The Board has decided to remand the Veteran's claim for further development due to inadequate medical opinions regarding his service connection for renal cell carcinoma and its relationship to diabetes mellitus.
The deciding factor: The VA examiner did not provide a thorough explanation of whether the Veteran’s kidney condition was caused by or related to his military service, including exposure to Agent Orange, or if it was aggravated by his service-connected diabetes mellitus.
- Claimed conditions
- Renal Cell Carcinoma
- How they argued it
- Secondary to another service-connected condition
- Exposure basis
- None
- Rating assigned
- None in this decision
- Decision date
- August 13, 2019
- Citation
- 19162312
This is a plain-language summary generated by AI from a public Board of Veterans’ Appeals decision. It can contain errors — always verify against the original. Look up the original decision on VA.gov (opens in a new tab) using citation 19162312.
What this means for you
A remand is not a loss. The Board sent the case back for more development — often a new exam or missing records — before making a final decision.
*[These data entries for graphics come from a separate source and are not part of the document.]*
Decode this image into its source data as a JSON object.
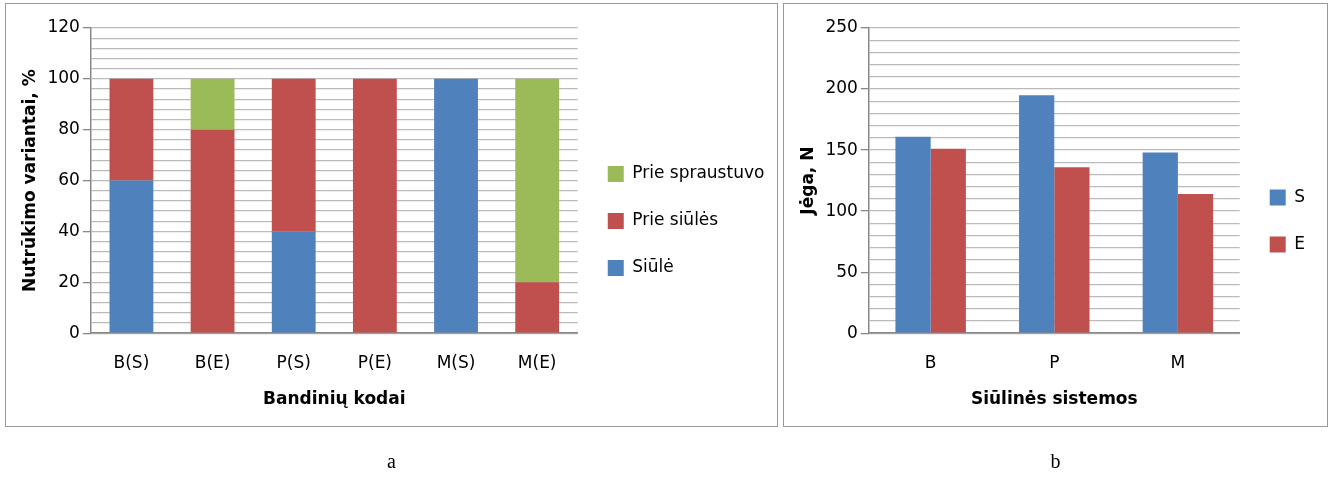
{
  "chart_data": [
    {
      "type": "bar",
      "stacked": true,
      "xlabel": "Bandinių kodai",
      "ylabel": "Nutrūkimo variantai, %",
      "categories": [
        "B(S)",
        "B(E)",
        "P(S)",
        "P(E)",
        "M(S)",
        "M(E)"
      ],
      "series": [
        {
          "name": "Siūlė",
          "color": "#4f81bd",
          "values": [
            60,
            0,
            40,
            0,
            100,
            0
          ]
        },
        {
          "name": "Prie siūlės",
          "color": "#c0504d",
          "values": [
            40,
            80,
            60,
            100,
            0,
            20
          ]
        },
        {
          "name": "Prie spraustuvo",
          "color": "#9bbb59",
          "values": [
            0,
            20,
            0,
            0,
            0,
            80
          ]
        }
      ],
      "ylim": [
        0,
        120
      ],
      "yticks": [
        0,
        {
          "value": 4,
          "label": null
        },
        {
          "value": 8,
          "label": null
        },
        {
          "value": 12,
          "label": null
        },
        {
          "value": 16,
          "label": null
        },
        20,
        {
          "value": 24,
          "label": null
        },
        {
          "value": 28,
          "label": null
        },
        {
          "value": 32,
          "label": null
        },
        {
          "value": 36,
          "label": null
        },
        40,
        {
          "value": 44,
          "label": null
        },
        {
          "value": 48,
          "label": null
        },
        {
          "value": 52,
          "label": null
        },
        {
          "value": 56,
          "label": null
        },
        60,
        {
          "value": 64,
          "label": null
        },
        {
          "value": 68,
          "label": null
        },
        {
          "value": 72,
          "label": null
        },
        {
          "value": 76,
          "label": null
        },
        80,
        {
          "value": 84,
          "label": null
        },
        {
          "value": 88,
          "label": null
        },
        {
          "value": 92,
          "label": null
        },
        {
          "value": 96,
          "label": null
        },
        100,
        {
          "value": 104,
          "label": null
        },
        {
          "value": 108,
          "label": null
        },
        {
          "value": 112,
          "label": null
        },
        {
          "value": 116,
          "label": null
        },
        120
      ],
      "grid": "y",
      "legend": "right",
      "annotations": [
        "a"
      ]
    },
    {
      "type": "bar",
      "xlabel": "Siūlinės sistemos",
      "ylabel": "Jėga, N",
      "categories": [
        "B",
        "P",
        "M"
      ],
      "series": [
        {
          "name": "S",
          "color": "#4f81bd",
          "values": [
            161,
            195,
            148
          ]
        },
        {
          "name": "E",
          "color": "#c0504d",
          "values": [
            151,
            136,
            114
          ]
        }
      ],
      "ylim": [
        0,
        250
      ],
      "yticks": [
        0,
        {
          "value": 10,
          "label": null
        },
        {
          "value": 20,
          "label": null
        },
        {
          "value": 30,
          "label": null
        },
        {
          "value": 40,
          "label": null
        },
        50,
        {
          "value": 60,
          "label": null
        },
        {
          "value": 70,
          "label": null
        },
        {
          "value": 80,
          "label": null
        },
        {
          "value": 90,
          "label": null
        },
        100,
        {
          "value": 110,
          "label": null
        },
        {
          "value": 120,
          "label": null
        },
        {
          "value": 130,
          "label": null
        },
        {
          "value": 140,
          "label": null
        },
        150,
        {
          "value": 160,
          "label": null
        },
        {
          "value": 170,
          "label": null
        },
        {
          "value": 180,
          "label": null
        },
        {
          "value": 190,
          "label": null
        },
        200,
        {
          "value": 210,
          "label": null
        },
        {
          "value": 220,
          "label": null
        },
        {
          "value": 230,
          "label": null
        },
        {
          "value": 240,
          "label": null
        },
        250
      ],
      "grid": "y",
      "legend": "right",
      "annotations": [
        "b"
      ]
    }
  ]
}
Many remands later end in a grant, and the decision spells out exactly what the Board wanted to see.
What you can do next
Related decisions
Other Board decisions on a similar condition or argued the same way.
- Granted
The Veteran's renal cell carcinoma is found to be at least as likely as not related to his service exposure to ionizing radiation, and the claim for service connection is granted.
- Denied
The Board denied the Veteran's claims of service connection for renal cell carcinoma and secondary service connection for hypertension, finding that there was no evidence linking his current condition to his military service or exposure to herbicides.
- Denied
The Veteran's renal cell carcinoma was not incurred or aggravated during active service, and the Board found no evidence of a nexus between his current condition and any in-service exposure to asbestos, hydraulic fluid, PCBs, or benzene.
- Remanded (sent back)
The Veteran's PTSD has been granted an initial rating of 70 percent, effective October 12, 2012. A TDIU is also granted from that date. The case is remanded for further development regarding service connection for renal cell carcinoma.